The user may request a Traffic Sample analysis for a specific Traffic Sample within a specific period of time and with a specific time unit. 

This gives 2 sets of data:

1) The Throughput Distribution is represented by a graph with 3 curves:

  • the nb of arrivals per time unit
  • the nb of departures per time unit
  • the total nb of movements per time unit
The time unit may be a few minutes, hours, days, weeks, months or a year. E.g.: the graph above shows the traffic fluctuation each 3 hours during 4 days and 3 nights. The first day, we had 130 movements around 15:30 and 14 around midnight (blue curve, total capacity).
2) The Maximum Realizable Capability graph shows the number of arrivals compared to the number of departures, with one curve per considered percentile (a percentile is a value above and below which a specified percentage of cases fall).

E.g.: on the green curve, we can see that, in 90 % of the cases (percentile of the green curve), when we have 40 arrivals we can have a maximum of 18 departures.

The user can deal with theoretical capacities (nb of movements that are, in theory, possible at an airport, under specified conditions).

  • either by entering the data as lists of points
  • or by uploading csv files containing these lists of points
  • or by requesting a capacity calculation from AirSideCap.

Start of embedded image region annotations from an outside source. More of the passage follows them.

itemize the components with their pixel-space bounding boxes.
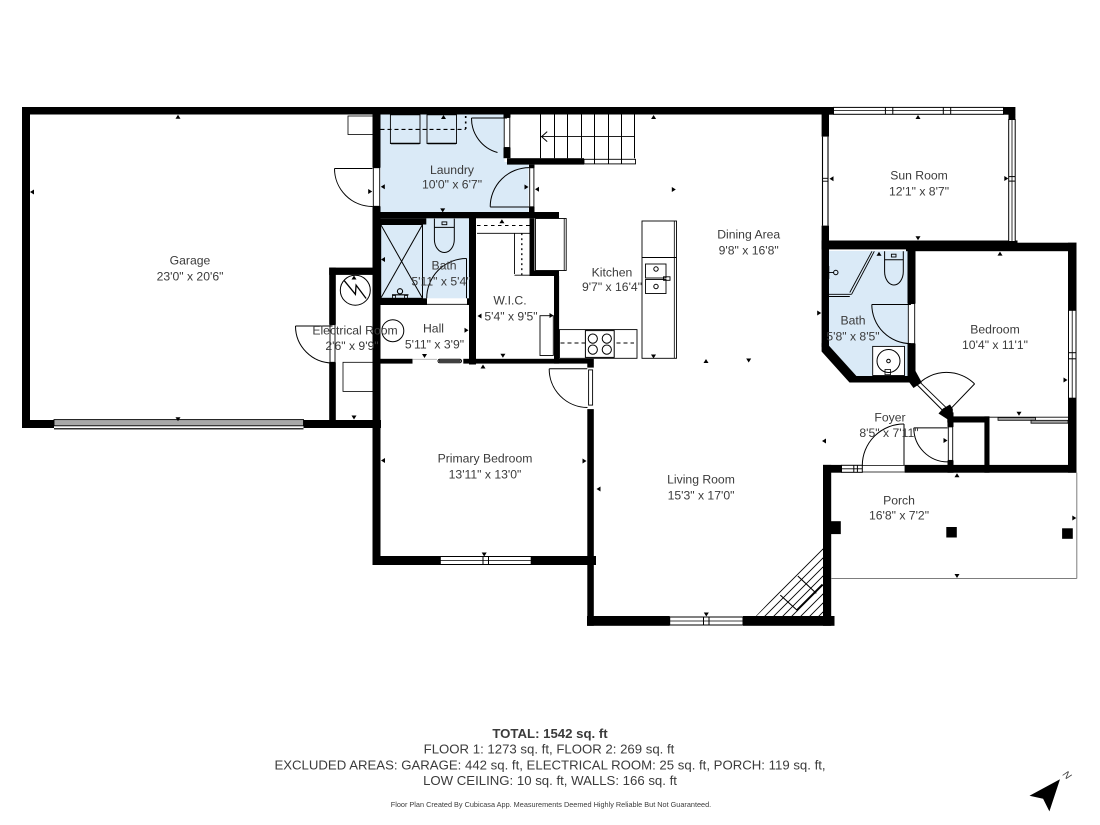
svg-text:23'0" x 20'6": 23'0" x 20'6" [157,270,224,284]
svg-text:Bedroom: Bedroom [970,323,1019,337]
svg-text:5'11" x 3'9": 5'11" x 3'9" [405,338,464,352]
svg-text:Living Room: Living Room [667,473,735,487]
svg-text:FLOOR 1: 1273 sq. ft, FLOOR 2:: FLOOR 1: 1273 sq. ft, FLOOR 2: 269 sq. f… [424,742,675,757]
svg-text:Dining Area: Dining Area [717,228,780,242]
svg-text:2'6" x 9'9": 2'6" x 9'9" [325,339,378,353]
svg-text:EXCLUDED AREAS: GARAGE: 442 sq: EXCLUDED AREAS: GARAGE: 442 sq. ft, ELEC… [274,757,825,772]
svg-text:9'8" x 16'8": 9'8" x 16'8" [719,244,779,258]
svg-text:Bath: Bath [840,314,865,328]
svg-text:W.I.C.: W.I.C. [493,294,526,308]
svg-text:10'4" x 11'1": 10'4" x 11'1" [962,338,1028,352]
svg-text:Primary Bedroom: Primary Bedroom [438,452,533,466]
svg-text:LOW CEILING: 10 sq. ft, WALLS:: LOW CEILING: 10 sq. ft, WALLS: 166 sq. f… [423,773,677,788]
svg-text:15'3" x 17'0": 15'3" x 17'0" [668,489,735,503]
svg-text:TOTAL: 1542 sq. ft: TOTAL: 1542 sq. ft [492,726,608,741]
svg-text:Electrical Room: Electrical Room [312,324,397,338]
svg-text:Garage: Garage [170,254,211,268]
svg-text:12'1" x 8'7": 12'1" x 8'7" [889,185,949,199]
svg-text:Hall: Hall [423,322,444,336]
svg-text:Kitchen: Kitchen [592,266,633,280]
svg-text:5'8" x 8'5": 5'8" x 8'5" [826,330,879,344]
svg-text:Porch: Porch [883,494,915,508]
svg-text:Laundry: Laundry [430,163,475,177]
svg-text:Sun Room: Sun Room [890,169,948,183]
svg-text:9'7" x 16'4": 9'7" x 16'4" [582,280,642,294]
svg-text:Bath: Bath [431,259,456,273]
svg-text:Foyer: Foyer [874,411,905,425]
svg-text:16'8" x 7'2": 16'8" x 7'2" [869,509,929,523]
svg-text:N: N [1060,769,1073,782]
svg-text:Floor Plan Created By Cubicasa: Floor Plan Created By Cubicasa App. Meas… [391,800,711,809]
svg-text:5'11" x 5'4": 5'11" x 5'4" [411,275,470,289]
svg-text:5'4" x 9'5": 5'4" x 9'5" [484,310,537,324]
svg-text:8'5" x 7'11": 8'5" x 7'11" [859,426,918,440]
svg-text:10'0" x 6'7": 10'0" x 6'7" [422,178,482,192]
svg-text:13'11" x 13'0": 13'11" x 13'0" [449,468,522,482]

All the conditions to be considered by AirSideCap are specified in a scenario that can be built from AirSideCap application interface.

We can distinguish static capacities (showing the capacity at a certain fixed moment) and dynamic capacities (showing the capacity evolution in time). The user can compare distinct scenarios for static capacities by displaying several of them on the same graph.

Static Capacities appear on 2 graphs:

  • number of departures per number of arrivals
  • number of departures per percentage of
    arrivals (pa)

E.g.: on the first graph, the blue curve shows that, when we have 81 arrivals, we can’t have any departure. On the second graph, when 25 % of the movements are arrivals, then we have 57 movements.

 Dynamic Capacity graphs display optionally
  •  the traffic (demand) statistics
    • for arrivals
    • for departures
    • in total
  • the capacity
    • for arrivals
    • for departures
    • in total
The time appears on the x-axis. The same x are used for all curves. The y-axis is used for the mvts/time unit, either for the demand, or for the theoretical capacity.

The user can build a correspondence between Meteo analysis results (output of Metstat) and theoretical capacities and then visualize the impact of weather on capacity in a graph. This is done through the following steps:

  • a correspondence table is built with 2 columns filled in with the selected Metstat output
    • the RVR (Runway Visual Range) conditions, defining the considered visibility on the runway
    • the corresponding percentage of runway usability, percentage of the cases where the RVR applies.
  • the user may complete that correspondence table by selecting an AirsideCap scenario for each line (i.e. for each RVR). The 2 other columns are then automatically filled in with the data of this scenario.
    • the radar separation used in that scenario
    • the average value of the theoretical capacity computed for that scenario
  • A graph is built showing the capacity against the runway usability.

E.g.: in 80% of the cases (corresponding to RVR > 850m), the capacity reaches 45 nb of movements. In the next 5% of the cases (corresponding to RVR between 500m and 850m), the capacity falls to 29.

A forecast scenario gives predictions on the annual number of movements for an airport.

The numbers in bold in the forecast table are the baseline for the annual predictions. It is the begin of the corresponding line in the graph. The user enters the data via the “edit” button, either manually or by uploading a csv local file.

Another graph, very similar, is displayed for the planning profile where the user can see at the same time these forecasts and actual annual capacities (see black line in the graph here below).